Human rights activist and former President of the Nigerian Bar Association (NBA), Mr. Olisa Agbakoba (SAN), has described the ongoing face-off between the Founder and President of the Dangote Group, Aliko Dangote, and the Chief Executive Officer of the Nigerian Midstream and Downstream Petroleum Regulatory Authority (NMDPRA), Farouk Ahmed, as a fundamental failure of constitutional responsibility.

Agbakoba made the assertion in a statement released on Wednesday.

The statement, titled “Beyond Commercial Disagreement to Questions of Economic Sovereignty,” said the dispute transcends a mere commercial disagreement and strikes at the heart of Nigeria’s governance and control over its hydrocarbon resources.

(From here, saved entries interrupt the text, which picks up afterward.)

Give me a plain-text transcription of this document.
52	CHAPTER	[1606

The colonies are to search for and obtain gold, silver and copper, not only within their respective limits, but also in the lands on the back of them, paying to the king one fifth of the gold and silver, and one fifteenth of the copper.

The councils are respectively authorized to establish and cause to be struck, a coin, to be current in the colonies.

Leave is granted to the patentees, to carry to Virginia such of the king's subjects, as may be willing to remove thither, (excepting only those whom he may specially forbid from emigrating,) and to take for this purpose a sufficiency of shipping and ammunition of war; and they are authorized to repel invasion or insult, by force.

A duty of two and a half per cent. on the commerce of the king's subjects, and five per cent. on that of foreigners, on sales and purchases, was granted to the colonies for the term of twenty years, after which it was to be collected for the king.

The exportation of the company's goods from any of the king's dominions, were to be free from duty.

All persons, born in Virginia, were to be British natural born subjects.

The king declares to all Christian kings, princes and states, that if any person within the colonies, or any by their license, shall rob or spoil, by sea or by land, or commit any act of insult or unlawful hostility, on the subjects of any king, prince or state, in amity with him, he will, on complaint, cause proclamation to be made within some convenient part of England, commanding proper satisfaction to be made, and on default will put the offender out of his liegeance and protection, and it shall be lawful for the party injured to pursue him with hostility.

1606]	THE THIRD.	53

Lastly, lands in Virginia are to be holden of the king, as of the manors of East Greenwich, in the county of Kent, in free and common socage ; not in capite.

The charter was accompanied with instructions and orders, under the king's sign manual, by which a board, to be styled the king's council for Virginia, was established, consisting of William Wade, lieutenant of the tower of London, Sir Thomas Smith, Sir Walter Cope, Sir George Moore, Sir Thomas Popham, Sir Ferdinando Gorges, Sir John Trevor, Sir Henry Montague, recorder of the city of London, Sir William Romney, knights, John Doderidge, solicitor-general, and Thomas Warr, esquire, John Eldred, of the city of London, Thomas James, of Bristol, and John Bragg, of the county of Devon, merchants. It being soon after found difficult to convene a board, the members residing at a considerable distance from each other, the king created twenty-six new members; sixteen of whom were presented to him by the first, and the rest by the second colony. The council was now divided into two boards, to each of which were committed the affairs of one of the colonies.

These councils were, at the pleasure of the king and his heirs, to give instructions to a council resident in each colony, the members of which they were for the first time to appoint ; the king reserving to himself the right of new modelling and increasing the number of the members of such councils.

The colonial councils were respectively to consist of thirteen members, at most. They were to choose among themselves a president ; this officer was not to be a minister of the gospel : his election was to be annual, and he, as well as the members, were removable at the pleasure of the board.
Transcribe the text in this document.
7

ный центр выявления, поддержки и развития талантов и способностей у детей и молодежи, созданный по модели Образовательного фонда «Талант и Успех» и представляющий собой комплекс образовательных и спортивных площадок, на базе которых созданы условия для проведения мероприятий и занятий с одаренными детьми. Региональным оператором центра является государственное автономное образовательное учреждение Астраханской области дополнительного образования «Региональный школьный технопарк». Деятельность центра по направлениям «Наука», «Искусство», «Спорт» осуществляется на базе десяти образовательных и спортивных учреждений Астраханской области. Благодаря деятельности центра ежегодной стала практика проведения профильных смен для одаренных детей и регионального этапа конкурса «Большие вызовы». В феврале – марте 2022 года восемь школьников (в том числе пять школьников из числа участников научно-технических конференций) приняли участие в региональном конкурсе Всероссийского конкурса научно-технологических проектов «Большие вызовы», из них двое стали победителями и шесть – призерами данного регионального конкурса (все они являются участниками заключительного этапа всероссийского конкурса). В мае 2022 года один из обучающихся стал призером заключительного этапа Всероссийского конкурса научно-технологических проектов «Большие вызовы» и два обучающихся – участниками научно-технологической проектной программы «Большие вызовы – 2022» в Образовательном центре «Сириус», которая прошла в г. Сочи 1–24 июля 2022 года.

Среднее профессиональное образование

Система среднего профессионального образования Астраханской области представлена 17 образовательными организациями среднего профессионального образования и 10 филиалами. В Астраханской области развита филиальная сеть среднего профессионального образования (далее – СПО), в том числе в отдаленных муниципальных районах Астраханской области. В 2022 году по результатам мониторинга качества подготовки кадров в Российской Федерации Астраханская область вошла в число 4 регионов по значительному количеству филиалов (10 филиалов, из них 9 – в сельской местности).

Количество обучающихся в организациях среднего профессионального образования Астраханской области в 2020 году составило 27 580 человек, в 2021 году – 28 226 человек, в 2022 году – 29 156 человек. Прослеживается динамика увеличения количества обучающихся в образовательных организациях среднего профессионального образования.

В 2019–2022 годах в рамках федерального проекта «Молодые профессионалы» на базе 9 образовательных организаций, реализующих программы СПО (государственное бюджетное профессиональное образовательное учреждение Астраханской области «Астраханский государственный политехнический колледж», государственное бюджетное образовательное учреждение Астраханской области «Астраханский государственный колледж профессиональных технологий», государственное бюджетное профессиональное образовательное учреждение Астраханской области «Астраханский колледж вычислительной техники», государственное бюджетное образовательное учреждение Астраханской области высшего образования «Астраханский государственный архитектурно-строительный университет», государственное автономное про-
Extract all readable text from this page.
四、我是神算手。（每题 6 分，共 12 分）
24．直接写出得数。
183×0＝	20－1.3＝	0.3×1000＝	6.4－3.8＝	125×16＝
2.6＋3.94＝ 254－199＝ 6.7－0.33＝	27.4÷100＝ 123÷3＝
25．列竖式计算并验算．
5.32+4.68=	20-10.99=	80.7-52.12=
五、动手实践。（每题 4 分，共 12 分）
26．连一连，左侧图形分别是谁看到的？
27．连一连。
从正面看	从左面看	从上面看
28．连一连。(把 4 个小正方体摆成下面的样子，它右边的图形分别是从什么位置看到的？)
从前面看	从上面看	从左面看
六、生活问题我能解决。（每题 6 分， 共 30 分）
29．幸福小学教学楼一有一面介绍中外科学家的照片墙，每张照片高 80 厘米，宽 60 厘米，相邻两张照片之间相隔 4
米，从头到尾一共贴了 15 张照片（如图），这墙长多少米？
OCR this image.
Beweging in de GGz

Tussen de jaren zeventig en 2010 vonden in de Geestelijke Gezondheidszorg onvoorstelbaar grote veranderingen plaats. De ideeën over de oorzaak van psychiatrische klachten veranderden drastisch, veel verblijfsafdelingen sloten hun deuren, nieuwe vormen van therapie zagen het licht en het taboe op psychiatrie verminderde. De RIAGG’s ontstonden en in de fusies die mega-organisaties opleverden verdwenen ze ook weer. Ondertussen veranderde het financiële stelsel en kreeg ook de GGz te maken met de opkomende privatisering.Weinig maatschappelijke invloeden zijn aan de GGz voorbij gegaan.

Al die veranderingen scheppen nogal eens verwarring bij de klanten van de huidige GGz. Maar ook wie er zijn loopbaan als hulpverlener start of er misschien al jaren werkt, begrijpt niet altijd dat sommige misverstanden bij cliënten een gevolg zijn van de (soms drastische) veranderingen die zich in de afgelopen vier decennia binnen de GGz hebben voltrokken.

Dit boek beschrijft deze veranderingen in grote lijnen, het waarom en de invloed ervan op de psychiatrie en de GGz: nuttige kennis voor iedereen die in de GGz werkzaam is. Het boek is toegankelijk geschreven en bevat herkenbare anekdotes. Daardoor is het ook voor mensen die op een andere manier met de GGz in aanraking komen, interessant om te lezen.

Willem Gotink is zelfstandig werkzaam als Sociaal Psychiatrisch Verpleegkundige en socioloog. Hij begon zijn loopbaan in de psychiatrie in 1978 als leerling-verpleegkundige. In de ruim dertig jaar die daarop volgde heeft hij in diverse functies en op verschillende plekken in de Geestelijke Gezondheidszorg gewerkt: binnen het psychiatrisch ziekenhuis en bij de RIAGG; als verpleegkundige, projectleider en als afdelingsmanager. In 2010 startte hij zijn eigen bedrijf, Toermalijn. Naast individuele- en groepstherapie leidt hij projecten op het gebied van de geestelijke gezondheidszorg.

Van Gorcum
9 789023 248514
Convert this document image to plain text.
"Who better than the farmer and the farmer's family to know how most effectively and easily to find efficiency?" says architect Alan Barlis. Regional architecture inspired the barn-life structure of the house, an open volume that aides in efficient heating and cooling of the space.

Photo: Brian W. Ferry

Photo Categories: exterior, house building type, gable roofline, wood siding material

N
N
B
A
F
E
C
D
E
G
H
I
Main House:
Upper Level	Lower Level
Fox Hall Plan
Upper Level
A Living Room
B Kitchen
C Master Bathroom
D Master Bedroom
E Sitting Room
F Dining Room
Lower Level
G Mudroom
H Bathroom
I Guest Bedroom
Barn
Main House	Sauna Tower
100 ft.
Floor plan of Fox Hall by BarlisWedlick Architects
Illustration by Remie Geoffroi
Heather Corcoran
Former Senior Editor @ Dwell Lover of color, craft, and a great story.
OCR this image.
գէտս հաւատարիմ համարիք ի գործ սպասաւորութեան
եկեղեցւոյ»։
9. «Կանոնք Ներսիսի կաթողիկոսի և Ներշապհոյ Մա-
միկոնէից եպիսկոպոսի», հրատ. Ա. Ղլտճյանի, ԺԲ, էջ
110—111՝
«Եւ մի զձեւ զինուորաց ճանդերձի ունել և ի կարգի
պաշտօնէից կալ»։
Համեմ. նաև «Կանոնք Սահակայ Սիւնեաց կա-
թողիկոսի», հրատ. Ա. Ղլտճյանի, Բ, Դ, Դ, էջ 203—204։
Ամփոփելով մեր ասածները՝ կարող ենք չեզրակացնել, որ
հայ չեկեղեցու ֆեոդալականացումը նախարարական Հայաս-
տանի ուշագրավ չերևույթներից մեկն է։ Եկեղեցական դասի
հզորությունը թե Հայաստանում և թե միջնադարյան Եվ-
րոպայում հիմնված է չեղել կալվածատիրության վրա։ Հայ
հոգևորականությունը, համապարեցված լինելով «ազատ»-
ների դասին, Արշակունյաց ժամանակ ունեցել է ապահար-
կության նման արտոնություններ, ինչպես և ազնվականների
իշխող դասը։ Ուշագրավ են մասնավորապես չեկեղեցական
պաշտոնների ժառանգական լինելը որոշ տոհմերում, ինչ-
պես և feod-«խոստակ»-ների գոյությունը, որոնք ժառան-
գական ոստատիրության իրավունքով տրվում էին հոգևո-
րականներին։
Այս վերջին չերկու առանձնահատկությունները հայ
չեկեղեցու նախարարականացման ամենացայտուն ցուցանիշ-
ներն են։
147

“We have followed with interest the ongoing impasse between Dangote Petroleum Refinery and the Nigerian Midstream and Downstream Petroleum Regulatory Authority (NMDPRA). The issue at stake goes beyond commercial disagreement. It strikes at the heart of a fundamental development question: the sovereignty of Nigeria’s governance process over its hydrocarbon resources,” the statement read in part.

Agbakoba described as paradoxical the fact that Nigeria hosts a $20 billion refinery—one of the largest in the world—yet continues to import petroleum products.

“A private investor has built the refining capacity our nation desperately needs, but faces systematic undermining from the very regulatory authority whose mandate is to support such investments,” he said.

According to him, when government policies frustrate transformative local investments, serious questions arise as to whether Nigeria’s economic strategy truly serves the national interest or merely perpetuates dependency.

He stressed that the issues involved—local refining, poverty alleviation, employment generation, and industrial development—go far beyond a commercial dispute and touch on how Nigeria governs its most valuable natural resource.

Agbakoba explained that Nigeria currently operates a “Contract Oil” system, where petroleum is treated mainly as a commodity for extraction and export, with value addition and job creation outsourced to foreign entities.

“We export raw crude only to import refined products at premium prices, perpetuating dependency rather than fostering development,” he noted.

He contrasted this with Saudi Arabia’s “Development Oil” approach, where petroleum resources are deployed for comprehensive national transformation, including strong local refining capacity and full control of the petroleum value chain.

Citing Section 44(3) of the 1999 Constitution, Agbakoba noted that oil and gas resources are vested in the Federal Government to be managed for the welfare and security of Nigerians.

“When regulatory actions frustrate investments that create local capacity, generate employment, and reduce import dependency, they violate constitutional obligations,” he said.

He described the situation in which a domestic refinery struggles to secure crude feedstock while import licences continue to be issued as a clear failure of constitutional responsibility.

Agbakoba stressed that the dispute is not about one refinery or one company, but about whether Nigeria will continue with a failed extractive model or embrace a development-focused approach that aligns resource management with national growth.

“This is a defining moment between sovereignty and dependency, development and extractive stagnation, constitutional compliance and commercial expediency,” he said.

He urged all stakeholders to work towards a resolution that serves Nigeria’s constitutional obligations, development imperatives, and long-term national interest.